I am also prepared to say that there are lots of things about our world that defy our present scientific understanding: perhaps some people are psychic and have a sixth sense, perhaps unspoken thoughts can influence others, perhaps there is some great force in our life that cannot be understood materially. However, while I am prepared to accept that life is much more complicated than we think, I just cannot accept the ‘put it out to the universe’, notion at the heart of the Secret and cosmic ordering.

Quite simply I believe that people’s thoughts can influence how they experience life, and also can effect their lives but that this isn’t the only thing going on. Opportunities, inequalities ... the real world also matter.

A few months ago I attended a meeting where the speaker was a man who is a coming figure in what bookshops categorise as ‘mind, body and spirit’. I’m not going to name him as I really don’t want to embarrass him and I’m only quoting his comments here as I think they reveal where these types of beliefs lead to. After he had told the audience that all they needed to do was put out to the universe what they required I asked him a difficult question. Why does cosmic ordering seem to work for middle-class people who want an easy parking place, a better job, a new partner or more money but it doesn’t work for poor people in Africa who are starving to death? In short, why is the universe interested in folk who already have a lot and have good lives, rather than people in terrible need? He had two answers to what he acknowledged was a challenging question. The first is that the poor Africans might be at too low a stage of development. The second was that these poor folk might have done something in a previous life and so they have various lessons to learn in this one.

To my mind, this whole philosophy leads to really horrible politics: it makes out that inequality doesn’t matter, real life circumstances don’t matter, all that matters is people’s individual thoughts. If people can’t think their way to wealth and health well there’s something inadequate about them.

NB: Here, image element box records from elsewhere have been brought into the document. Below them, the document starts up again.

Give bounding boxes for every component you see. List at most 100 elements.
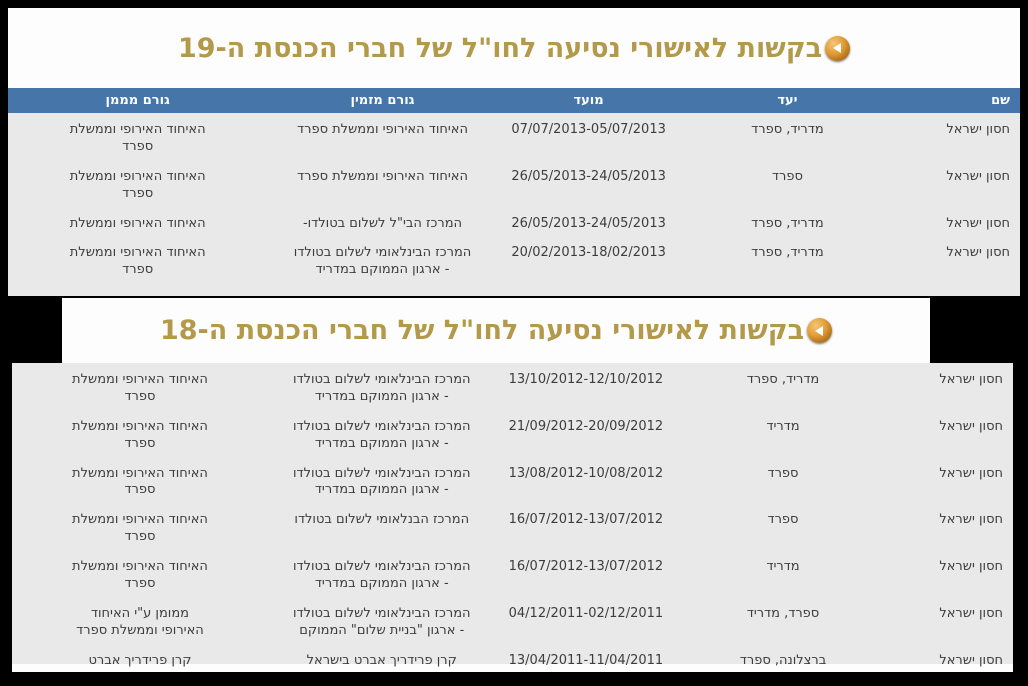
- date-range: 20/02/2013-18/02/2013: [511, 245, 666, 261]
- inviter-cell: קרן פרידריך אברט בישראל: [306, 652, 457, 668]
- table-row: חסון ישראל מדריד 16/07/2012-13/07/2012 המרכ…: [12, 550, 1013, 597]
- name-cell: חסון ישראל: [946, 168, 1010, 184]
- date-cell: 16/07/2012-13/07/2012: [496, 503, 677, 550]
- table-row: חסון ישראל מדריד, ספרד 26/05/2013-24/05/20…: [8, 207, 1020, 237]
- knesset-18-title-panel: בקשות לאישורי נסיעה לחו"ל של חברי הכנסת …: [62, 298, 930, 363]
- travel-requests-table-18: חסון ישראל מדריד, ספרד 13/10/2012-12/10/20…: [12, 363, 1013, 674]
- inviter-cell: המרכז הבינלאומי לשלום בטולדו - ארגון הממ…: [292, 559, 471, 592]
- table-body: חסון ישראל מדריד, ספרד 07/07/2013-05/07/20…: [8, 113, 1020, 283]
- table-row: חסון ישראל ספרד 26/05/2013-24/05/2013 האיחו…: [8, 160, 1020, 207]
- inviter-cell: המרכז הבינלאומי לשלום בטולדו - ארגון הממ…: [292, 465, 471, 498]
- date-range: 26/05/2013-24/05/2013: [511, 168, 666, 184]
- dest-cell: ספרד, מדריד: [746, 605, 820, 621]
- arrow-glyph: [832, 43, 841, 53]
- date-cell: 13/10/2012-12/10/2012: [496, 363, 677, 410]
- date-cell: 07/07/2013-05/07/2013: [498, 113, 680, 160]
- date-range: 16/07/2012-13/07/2012: [508, 512, 664, 528]
- table-body: חסון ישראל מדריד, ספרד 13/10/2012-12/10/20…: [12, 363, 1013, 674]
- column-header: יעד: [679, 88, 896, 113]
- column-header: שם: [895, 88, 1020, 113]
- table-header: שם יעד מועד גורם מזמין גורם מממן: [8, 88, 1020, 113]
- back-arrow-icon[interactable]: [825, 35, 851, 61]
- inviter-cell: המרכז הבינלאומי לשלום בטולדו - ארגון הממ…: [292, 418, 471, 451]
- column-header: גורם מממן: [8, 88, 268, 113]
- table-row: חסון ישראל ברצלונה, ספרד 13/04/2011-11/04/…: [12, 644, 1013, 674]
- table-row: חסון ישראל מדריד, ספרד 07/07/2013-05/07/20…: [8, 113, 1020, 160]
- header-row: שם יעד מועד גורם מזמין גורם מממן: [8, 88, 1020, 113]
- date-range: 21/09/2012-20/09/2012: [508, 418, 664, 434]
- title-row: בקשות לאישורי נסיעה לחו"ל של חברי הכנסת …: [8, 8, 1020, 88]
- inviter-cell: המרכז הבינלאומי לשלום בטולדו - ארגון "בנ…: [292, 605, 471, 638]
- table-row: חסון ישראל מדריד, ספרד 13/10/2012-12/10/20…: [12, 363, 1013, 410]
- date-range: 13/08/2012-10/08/2012: [508, 465, 664, 481]
- funder-cell: האיחוד האירופי וממשלת ספרד: [69, 245, 206, 278]
- funder-cell: קרן פרידריך אברט: [88, 652, 192, 668]
- funder-cell: האיחוד האירופי וממשלת ספרד: [72, 418, 208, 451]
- funder-cell: ממומן ע"י האיחוד האירופי וממשלת ספרד: [76, 605, 204, 638]
- inviter-cell: המרכז הבנלאומי לשלום בטולדו: [294, 512, 470, 528]
- table-row: חסון ישראל מדריד 21/09/2012-20/09/2012 המרכ…: [12, 410, 1013, 457]
- date-cell: 16/07/2012-13/07/2012: [496, 550, 677, 597]
- funder-cell: האיחוד האירופי וממשלת ספרד: [72, 512, 208, 545]
- arrow-glyph: [814, 325, 823, 336]
- inviter-cell: המרכז הבי"ל לשלום בטולדו-: [302, 215, 463, 231]
- date-range: 13/10/2012-12/10/2012: [508, 372, 664, 387]
- travel-requests-table-19: שם יעד מועד גורם מזמין גורם מממן חסון ישראל מ…: [8, 88, 1020, 283]
- title-row: בקשות לאישורי נסיעה לחו"ל של חברי הכנסת …: [62, 298, 930, 363]
- date-range: 04/12/2011-02/12/2011: [508, 605, 664, 621]
- dest-cell: מדריד, ספרד: [746, 372, 820, 387]
- knesset-19-title-panel: בקשות לאישורי נסיעה לחו"ל של חברי הכנסת …: [8, 8, 1020, 88]
- date-cell: 26/05/2013-24/05/2013: [498, 160, 680, 207]
- dest-cell: מדריד, ספרד: [751, 245, 824, 261]
- dest-cell: ספרד: [771, 168, 803, 184]
- funder-cell: האיחוד האירופי וממשלת: [69, 215, 206, 231]
- inviter-cell: האיחוד האירופי וממשלת ספרד: [297, 168, 468, 184]
- funder-cell: האיחוד האירופי וממשלת ספרד: [72, 559, 208, 592]
- name-cell: חסון ישראל: [939, 465, 1003, 481]
- date-cell: 04/12/2011-02/12/2011: [496, 597, 677, 644]
- date-range: 16/07/2012-13/07/2012: [508, 559, 664, 575]
- date-range: 13/04/2011-11/04/2011: [508, 652, 664, 668]
- table-row: חסון ישראל ספרד, מדריד 04/12/2011-02/12/20…: [12, 597, 1013, 644]
- back-arrow-icon[interactable]: [807, 318, 833, 343]
- column-header: מועד: [497, 88, 680, 113]
- name-cell: חסון ישראל: [946, 215, 1010, 231]
- table-row: חסון ישראל ספרד 16/07/2012-13/07/2012 המרכז…: [12, 503, 1013, 550]
- funder-cell: האיחוד האירופי וממשלת ספרד: [69, 168, 206, 201]
- knesset-19-table: שם יעד מועד גורם מזמין גורם מממן חסון ישראל מ…: [8, 88, 1020, 296]
- date-cell: 13/08/2012-10/08/2012: [496, 457, 677, 504]
- name-cell: חסון ישראל: [939, 372, 1003, 387]
- date-cell: 13/04/2011-11/04/2011: [496, 644, 677, 674]
- name-cell: חסון ישראל: [939, 559, 1003, 575]
- page-title: בקשות לאישורי נסיעה לחו"ל של חברי הכנסת …: [177, 32, 823, 64]
- dest-cell: ספרד: [767, 465, 799, 481]
- name-cell: חסון ישראל: [946, 245, 1010, 261]
- dest-cell: ספרד: [767, 512, 799, 528]
- date-range: 07/07/2013-05/07/2013: [511, 122, 666, 137]
- name-cell: חסון ישראל: [939, 605, 1003, 621]
- dest-cell: מדריד, ספרד: [751, 122, 824, 137]
- column-header: גורם מזמין: [267, 88, 498, 113]
- name-cell: חסון ישראל: [946, 122, 1010, 137]
- date-cell: 20/02/2013-18/02/2013: [498, 236, 680, 283]
- inviter-cell: האיחוד האירופי וממשלת ספרד: [297, 122, 468, 137]
- table-row: חסון ישראל מדריד, ספרד 20/02/2013-18/02/20…: [8, 236, 1020, 283]
- funder-cell: האיחוד האירופי וממשלת ספרד: [72, 465, 208, 498]
- dest-cell: מדריד, ספרד: [751, 215, 824, 231]
- inviter-cell: המרכז הבינלאומי לשלום בטולדו - ארגון הממ…: [293, 245, 472, 278]
- name-cell: חסון ישראל: [939, 652, 1003, 668]
- funder-cell: האיחוד האירופי וממשלת ספרד: [72, 372, 208, 404]
- table-row: חסון ישראל ספרד 13/08/2012-10/08/2012 המרכז…: [12, 457, 1013, 504]
- dest-cell: מדריד: [766, 559, 800, 575]
- name-cell: חסון ישראל: [939, 418, 1003, 434]
- page-title: בקשות לאישורי נסיעה לחו"ל של חברי הכנסת …: [159, 315, 805, 346]
- inviter-cell: המרכז הבינלאומי לשלום בטולדו - ארגון הממ…: [292, 372, 471, 404]
- name-cell: חסון ישראל: [939, 512, 1003, 528]
- date-cell: 26/05/2013-24/05/2013: [498, 207, 680, 237]
- dest-cell: מדריד: [766, 418, 800, 434]
- funder-cell: האיחוד האירופי וממשלת ספרד: [69, 122, 206, 154]
- knesset-18-table: חסון ישראל מדריד, ספרד 13/10/2012-12/10/20…: [12, 363, 1013, 672]
- date-range: 26/05/2013-24/05/2013: [511, 215, 666, 231]
- dest-cell: ברצלונה, ספרד: [739, 652, 827, 668]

Like Wilber I agree that we need a more spiritual understanding of the world. Cosmic ordering and the Secret may sound as if they are spiritual but, sadly, they are simply another version of me-centred consumerism. Real spirituality plays down the importance of the ego and its desires. It does not place the ego centre stage and say ‘take your pick’, ‘you can have anything you want in life’.

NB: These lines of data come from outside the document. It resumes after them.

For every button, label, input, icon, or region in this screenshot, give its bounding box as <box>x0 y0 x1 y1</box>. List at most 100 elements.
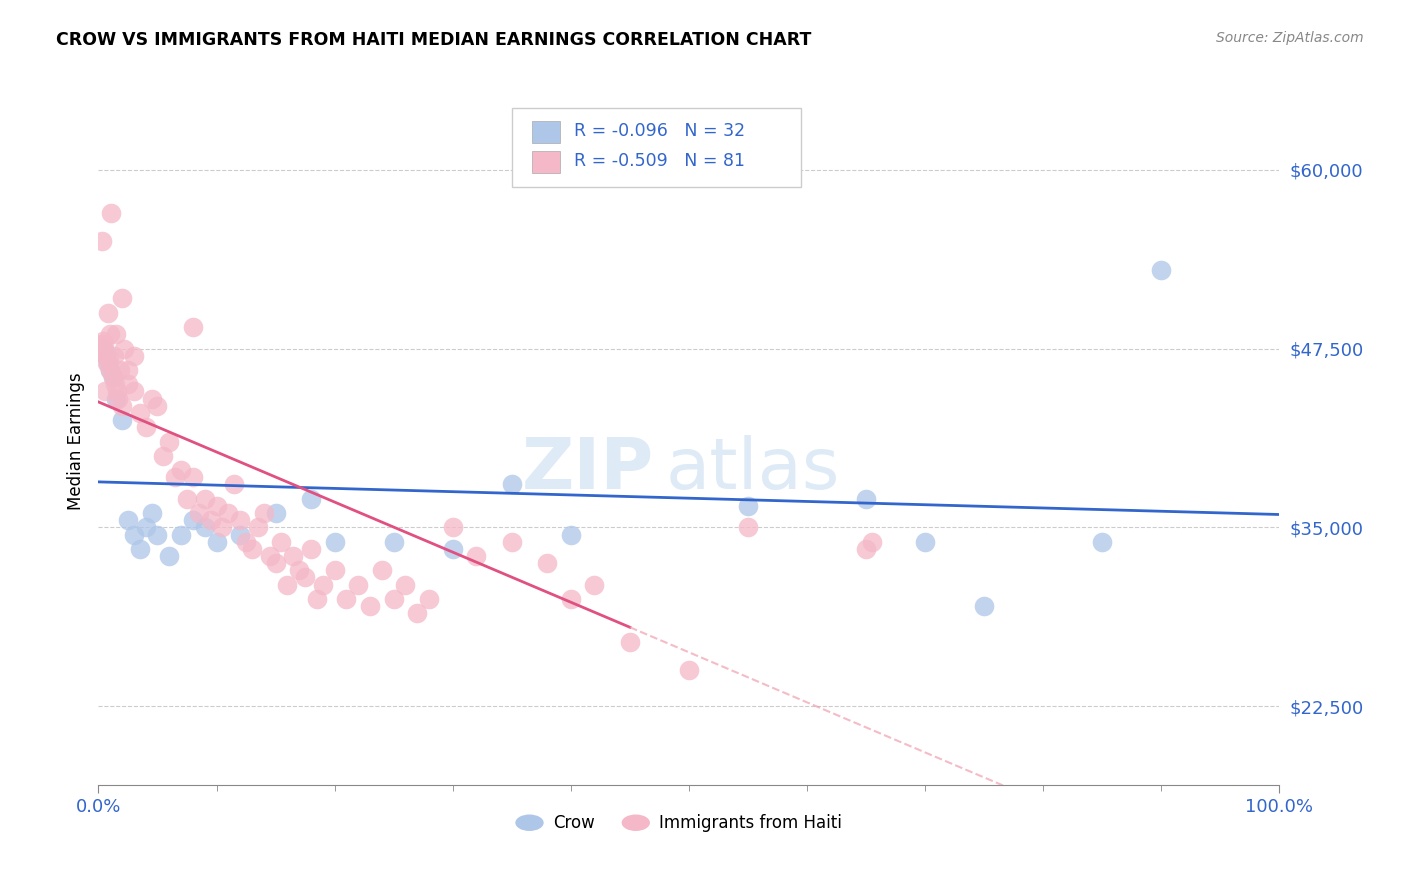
Point <box>678 664 700 678</box>
Point <box>146 527 169 541</box>
Point <box>91 346 114 360</box>
Point <box>128 541 150 556</box>
Point <box>98 363 121 377</box>
Point <box>270 534 292 549</box>
Point <box>394 577 416 591</box>
Point <box>94 349 117 363</box>
Point <box>94 384 117 399</box>
Point <box>170 463 193 477</box>
Point <box>111 399 134 413</box>
Point <box>157 549 180 563</box>
Point <box>560 591 582 606</box>
Point <box>371 563 394 577</box>
Point <box>107 392 129 406</box>
Point <box>264 506 287 520</box>
Point <box>105 384 128 399</box>
Point <box>117 377 139 392</box>
Point <box>536 556 558 570</box>
Point <box>224 477 246 491</box>
Point <box>112 342 135 356</box>
Point <box>91 342 114 356</box>
Point <box>91 234 114 248</box>
Point <box>98 351 121 366</box>
Text: Source: ZipAtlas.com: Source: ZipAtlas.com <box>1216 31 1364 45</box>
Point <box>93 337 115 351</box>
Point <box>441 520 464 534</box>
Point <box>235 534 257 549</box>
FancyBboxPatch shape <box>512 109 801 187</box>
Point <box>860 534 883 549</box>
Point <box>141 506 163 520</box>
Point <box>181 470 204 484</box>
Point <box>181 320 204 334</box>
Point <box>283 549 305 563</box>
Point <box>194 520 217 534</box>
Point <box>122 527 145 541</box>
Point <box>259 549 281 563</box>
Point <box>122 349 145 363</box>
Point <box>101 370 124 384</box>
Circle shape <box>621 814 650 831</box>
Point <box>96 356 118 370</box>
Point <box>90 337 112 351</box>
Point <box>253 506 276 520</box>
Text: ZIP: ZIP <box>522 434 654 503</box>
Text: R = -0.096   N = 32: R = -0.096 N = 32 <box>575 122 745 140</box>
Point <box>276 577 298 591</box>
Point <box>98 327 121 342</box>
Point <box>117 363 139 377</box>
Point <box>111 413 134 427</box>
Point <box>111 292 134 306</box>
Point <box>501 477 523 491</box>
Point <box>323 563 346 577</box>
Point <box>211 520 233 534</box>
Point <box>240 541 263 556</box>
Point <box>288 563 311 577</box>
Point <box>312 577 335 591</box>
Point <box>97 356 120 370</box>
Point <box>441 541 464 556</box>
Point <box>94 346 117 360</box>
Point <box>176 491 198 506</box>
Point <box>101 370 124 384</box>
Point <box>170 527 193 541</box>
Text: R = -0.509   N = 81: R = -0.509 N = 81 <box>575 153 745 170</box>
Point <box>619 635 641 649</box>
Point <box>90 342 112 356</box>
Point <box>382 591 405 606</box>
Point <box>135 420 157 434</box>
Point <box>104 377 127 392</box>
Point <box>157 434 180 449</box>
Text: atlas: atlas <box>665 434 839 503</box>
Y-axis label: Median Earnings: Median Earnings <box>66 373 84 510</box>
Point <box>264 556 287 570</box>
Text: Crow: Crow <box>553 814 595 831</box>
FancyBboxPatch shape <box>531 151 560 173</box>
Point <box>335 591 357 606</box>
Point <box>294 570 316 584</box>
Point <box>418 591 440 606</box>
Point <box>217 506 239 520</box>
Point <box>465 549 488 563</box>
Text: Immigrants from Haiti: Immigrants from Haiti <box>659 814 842 831</box>
FancyBboxPatch shape <box>531 120 560 143</box>
Point <box>117 513 139 527</box>
Point <box>229 527 252 541</box>
Point <box>97 306 120 320</box>
Point <box>205 499 228 513</box>
Point <box>1091 534 1114 549</box>
Text: CROW VS IMMIGRANTS FROM HAITI MEDIAN EARNINGS CORRELATION CHART: CROW VS IMMIGRANTS FROM HAITI MEDIAN EAR… <box>56 31 811 49</box>
Point <box>973 599 995 613</box>
Point <box>406 607 429 621</box>
Point <box>135 520 157 534</box>
Circle shape <box>516 814 544 831</box>
Point <box>194 491 217 506</box>
Point <box>187 506 209 520</box>
Point <box>98 363 121 377</box>
Point <box>1150 263 1173 277</box>
Point <box>914 534 936 549</box>
Point <box>103 349 125 363</box>
Point <box>501 534 523 549</box>
Point <box>91 334 114 349</box>
Point <box>359 599 381 613</box>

I have been meaning to write a blog on this topic for a few months now and have been prompted to do it since I have just been sent the link for an entertaining spoof on the Secret. It is called Shhhh! and it’s worth a look.

Comment By Comment
Alan Coady
Joined: 30/04/2008

Comment Posted: 12/08/2008 09:38
Cosmic Ordering seems like a 21st century version of the traditional consumerist prayer depicted in cinema. Avoiding a 'Thy Will Be Done' approach, the bedside faithful simply deliver the list of desires necessary to order their universe. A conditional feel often obtains - the promised good behaviour set to kick in upon arrival of the goods.